Kaymer: “There will be American players who will think, ‘Why should we come over when we play for $7 million every week anyway?’ Americans are weird in that sense. They don’t like to travel. And they can play for the same amount of money at home. So Europe is relying on guys like Matt Kuchar and Patrick Reed wanting to play overseas. Because they want to and not because of the prize money. Maybe their wives will fancy a week in London (smiles).”

Nicolas Colsaerts: “It is always the same debate. Do Americans really want to take the time to come over and play or not? It’s up to them. It has never been hard for them to do so. But yes, it will be ‘easier’ for them to come after the FedEx Cup. So we will find out just how much they do want to come and play. We have always hoped that some of them would come for Wentworth. But they never really have. Now they have a chance to do more for the game.”

Russell Knox: “It’s great for someone like me who lives and plays mostly in the U.S. There will be a break after the end of the FedEx Cup, a time when I can come over and play at Wentworth and the Dunhill. I’ll also play the Irish and Scottish Opens before the Open Championship. I would hope for the sake of the European Tour that they get super-strong fields in all of those events. They deserve strong fields. So I would hope that the leading Americans will come and play. But whether they will or not is debatable.”

Again, however, the news is not all bad for the European Tour. As Knox intimated, amidst that obvious pessimism about Americans actually getting onto planes to London, the leading European players based in the States will be able to offer plenty of much support to their home tour later in the year.

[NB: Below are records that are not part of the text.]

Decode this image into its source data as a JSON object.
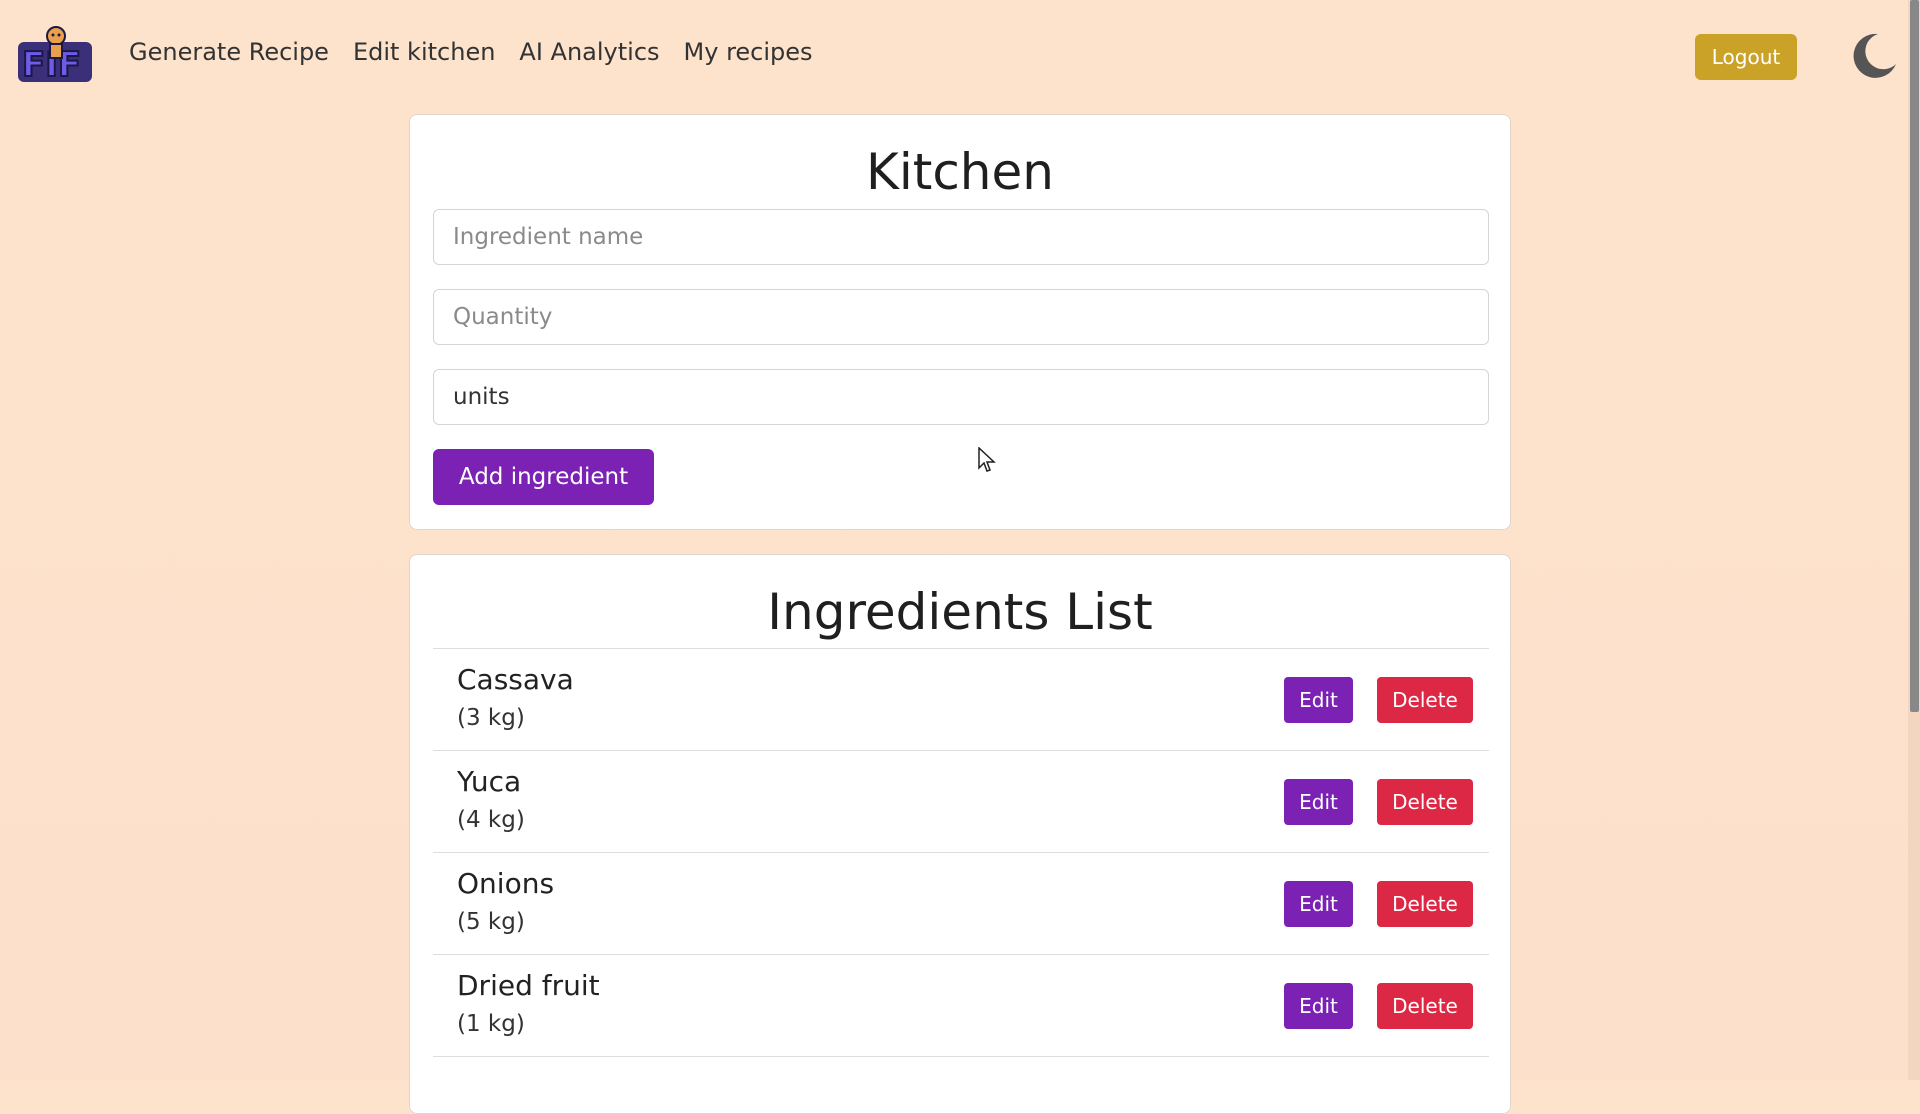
{
  "nav": {
    "links": [
      "Generate Recipe",
      "Edit kitchen",
      "AI Analytics",
      "My recipes"
    ],
    "logout_label": "Logout"
  },
  "kitchen": {
    "title": "Kitchen",
    "name_placeholder": "Ingredient name",
    "quantity_placeholder": "Quantity",
    "units_value": "units",
    "add_label": "Add ingredient"
  },
  "ingredients": {
    "title": "Ingredients List",
    "edit_label": "Edit",
    "delete_label": "Delete",
    "items": [
      {
        "name": "Cassava",
        "qty": "(3 kg)"
      },
      {
        "name": "Yuca",
        "qty": "(4 kg)"
      },
      {
        "name": "Onions",
        "qty": "(5 kg)"
      },
      {
        "name": "Dried fruit",
        "qty": "(1 kg)"
      }
    ]
  },
  "colors": {
    "background": "#fde3cc",
    "primary": "#7b22b5",
    "danger": "#dc2845",
    "logout": "#c9a227"
  },
  "icons": [
    "app-logo",
    "moon-icon",
    "cursor-icon"
  ]
}
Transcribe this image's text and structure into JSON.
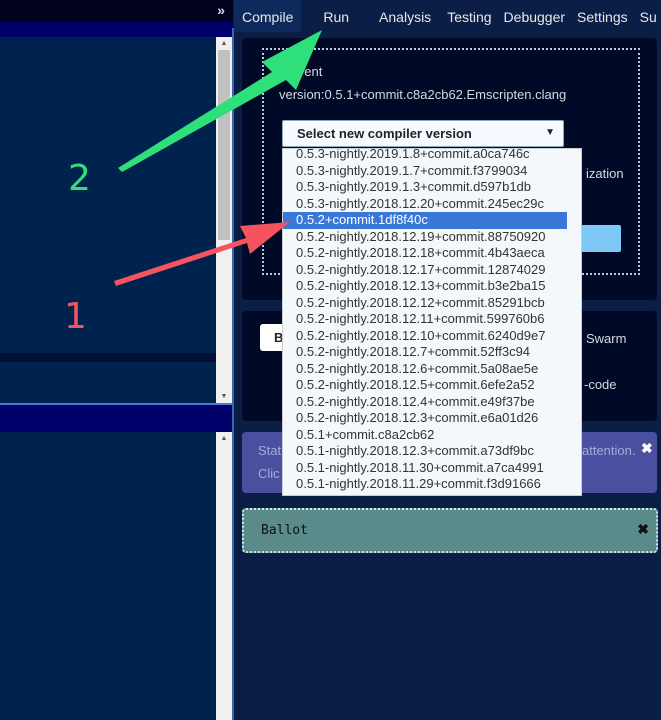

“I will actually end up playing in Europe just as much as I have this year,” says Tommy Fleetwood. “But there will be a bigger gap between my starts. It would be nice to think at least some of the Americans will come over for Wentworth and some of the other events after the FedEx Cup is finished. Add in the British Masters around the BMW/Dunhill time and that little U.K. stretch would have a lot going for it.”

Still, for all the talk of schedule and greater opportunities, nothing much has really changed in the relationship between the PGA Tour and the European Tour. Like it or not—and many do not—PGA Tour commissioner Jay Monahan continues to pull professional golf’s most influential strings outside of the majors and the Ryder Cup.